The Federal Reserve more than doubled its key rate to 1.75% last month, with further increases expected before the end of July. With mortgage rates rising correspondingly, Big Island real estate agents say fewer people are looking to buy homes here.

“For every percentage point interest rates go up, we lose 10-15% of our buyers,” said Gretchen Osgood, principal broker at Hawaiian Isle Real Estate in Kailua-Kona. Osgood added that the amount of supply remains steady, but the amount of demand has dropped.

Consequently, Osgood said, properties are spending a longer time on the market than they have for years, with some properties staying unsold for 90 days or more — not a long stretch by any means, she said, but statistically significant given the pace of the pandemic market.

According to multiple listing service data, there have been about 1,494 single-family homes sold on the island this year to-date, a drop of 140 from the 1,634 sold last year to-date.

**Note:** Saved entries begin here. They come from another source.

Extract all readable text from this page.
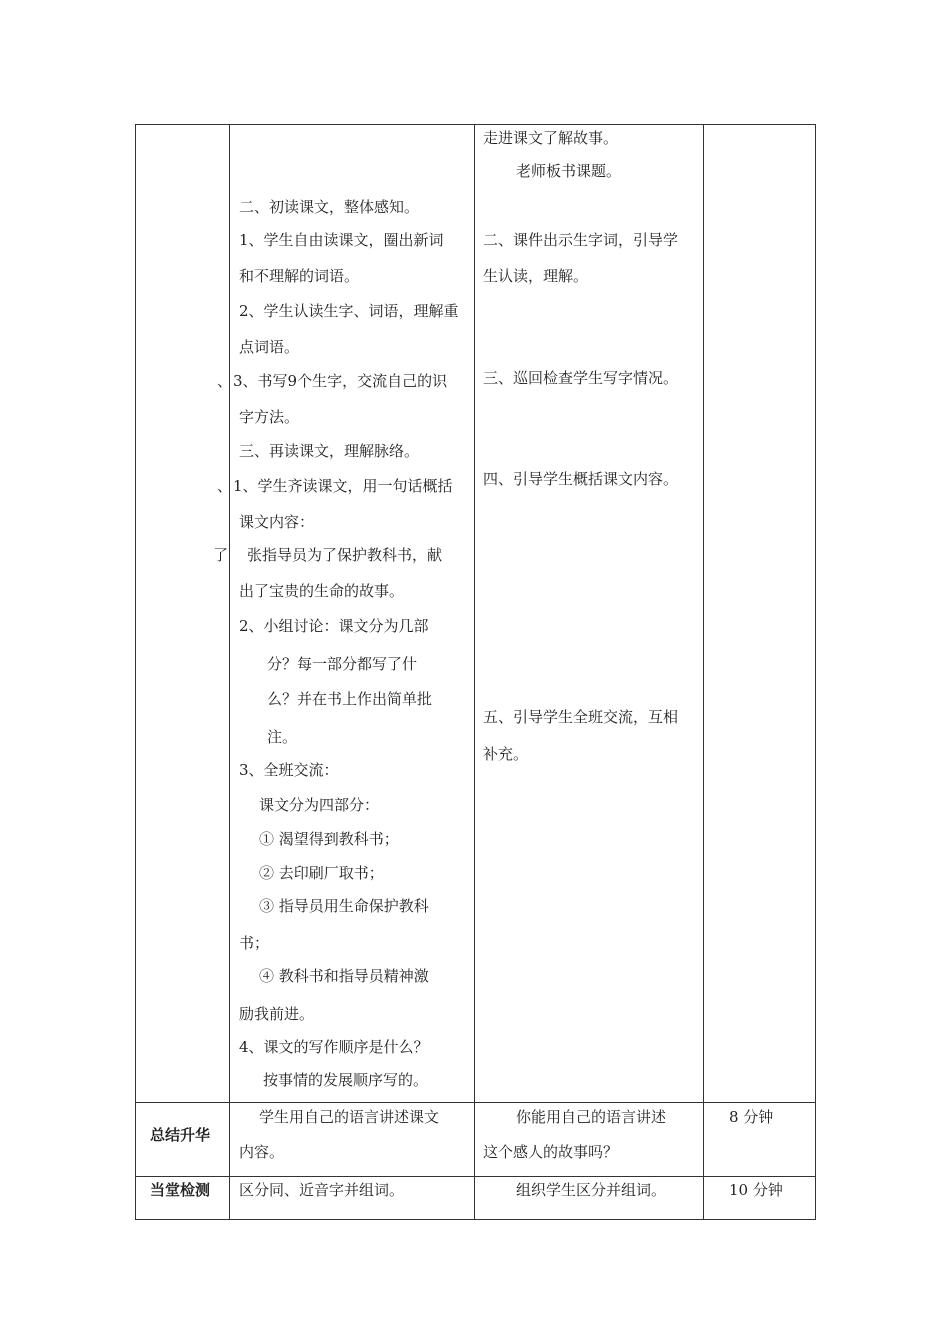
、
、
了
二、初读课文，整体感知。
1、学生自由读课文，圈出新词
和不理解的词语。
2、学生认读生字、词语，理解重
点词语。
3、书写9个生字，交流自己的识
字方法。
三、再读课文，理解脉络。
1、学生齐读课文，用一句话概括
课文内容：
张指导员为了保护教科书，献
出了宝贵的生命的故事。
2、小组讨论：课文分为几部
分？每一部分都写了什
么？并在书上作出简单批
注。
3、全班交流：
课文分为四部分：
① 渴望得到教科书；
② 去印刷厂取书；
③ 指导员用生命保护教科
书；
④ 教科书和指导员精神激
励我前进。
4、课文的写作顺序是什么？
按事情的发展顺序写的。
走进课文了解故事。
老师板书课题。
二、课件出示生字词，引导学
生认读，理解。
三、巡回检查学生写字情况。
四、引导学生概括课文内容。
五、引导学生全班交流，互相
补充。
总结升华
学生用自己的语言讲述课文
内容。
你能用自己的语言讲述
这个感人的故事吗？
8 分钟
当堂检测 区分同、近音字并组词。	组织学生区分并组词。	10 分钟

However, the median sales price remains higher to-date than last year: roughly $515,000 this year, which is 9% higher than 2021.

Median prices are still higher in every Big Island district this year compared to last, save one: The median price in Ka‘u dropped by a little over 1% to $274,000, although that district only had 19 sales this year.

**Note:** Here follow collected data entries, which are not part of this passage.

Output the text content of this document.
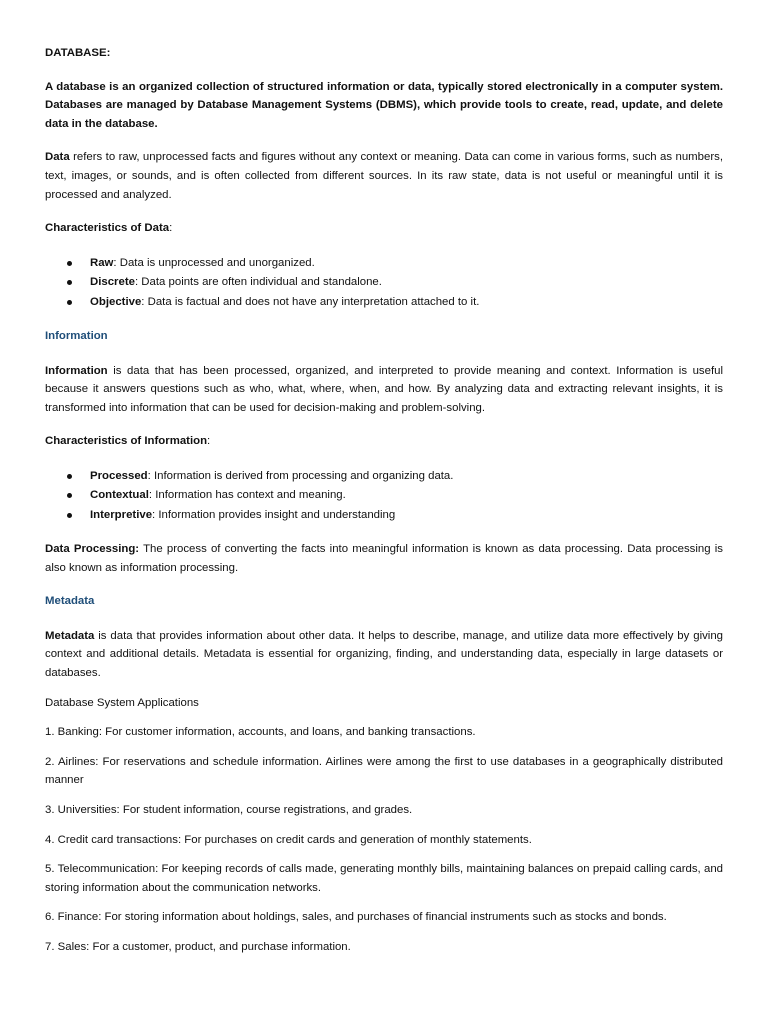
DATABASE:

A database is an organized collection of structured information or data, typically stored electronically in a computer system. Databases are managed by Database Management Systems (DBMS), which provide tools to create, read, update, and delete data in the database.

Data refers to raw, unprocessed facts and figures without any context or meaning. Data can come in various forms, such as numbers, text, images, or sounds, and is often collected from different sources. In its raw state, data is not useful or meaningful until it is processed and analyzed.

Characteristics of Data:

Raw: Data is unprocessed and unorganized.
Discrete: Data points are often individual and standalone.
Objective: Data is factual and does not have any interpretation attached to it.

Information

Information is data that has been processed, organized, and interpreted to provide meaning and context. Information is useful because it answers questions such as who, what, where, when, and how. By analyzing data and extracting relevant insights, it is transformed into information that can be used for decision-making and problem-solving.

Characteristics of Information:

Processed: Information is derived from processing and organizing data.
Contextual: Information has context and meaning.
Interpretive: Information provides insight and understanding

Data Processing: The process of converting the facts into meaningful information is known as data processing. Data processing is also known as information processing.

Metadata

Metadata is data that provides information about other data. It helps to describe, manage, and utilize data more effectively by giving context and additional details. Metadata is essential for organizing, finding, and understanding data, especially in large datasets or databases.

Database System Applications

1. Banking: For customer information, accounts, and loans, and banking transactions.

2. Airlines: For reservations and schedule information. Airlines were among the first to use databases in a geographically distributed manner

3. Universities: For student information, course registrations, and grades.

4. Credit card transactions: For purchases on credit cards and generation of monthly statements.

5. Telecommunication: For keeping records of calls made, generating monthly bills, maintaining balances on prepaid calling cards, and storing information about the communication networks.

6. Finance: For storing information about holdings, sales, and purchases of financial instruments such as stocks and bonds.

7. Sales: For a customer, product, and purchase information.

Only Puna has had an increase in home sales this year so far: 628 single-family homes have been sold in the district this year, which is 130 more than in the first half of 2021.

Jessica Gauthier, principal broker for Salt Water Real Estate in Hilo, said the rising interest rates have cut out the lowest end of the local buyer’s market, adding that it’s “hard to find anything under $400,000 anymore” and that fewer buyers are purchasing homes sight-unseen.

With the market cooling, Osgood predicted that sellers will begin cutting their asking prices by a few percentage points, but added that most prices on the island already are wildly inflated, so the reduction will be more of a return to reasonable prices to start with.

After that happens, Gauthier guessed that prices should stay “relatively stable” for the remainder of the year.

She added that in about a year, many of the people who bought homes in Hawaii to take advantage of work-from-home policies during the pandemic will sell their homes and move away.

But both Gauthier and Osgood said a recession is very likely in our future.

“I don’t know how we could avoid a recession at this point,” Osgood said. “The financial machinery is already turning.”

But they also both assumed that the recession will not approach the devastation of the 2008-2009 market crash, “because there was more real money in this boom,” Gauthier said.

However, the recession could have other effects, Gauthier said.

“I think we’ll see a lot of newer Realtors who started during the pandemic going back to other professions,” Gauthier said.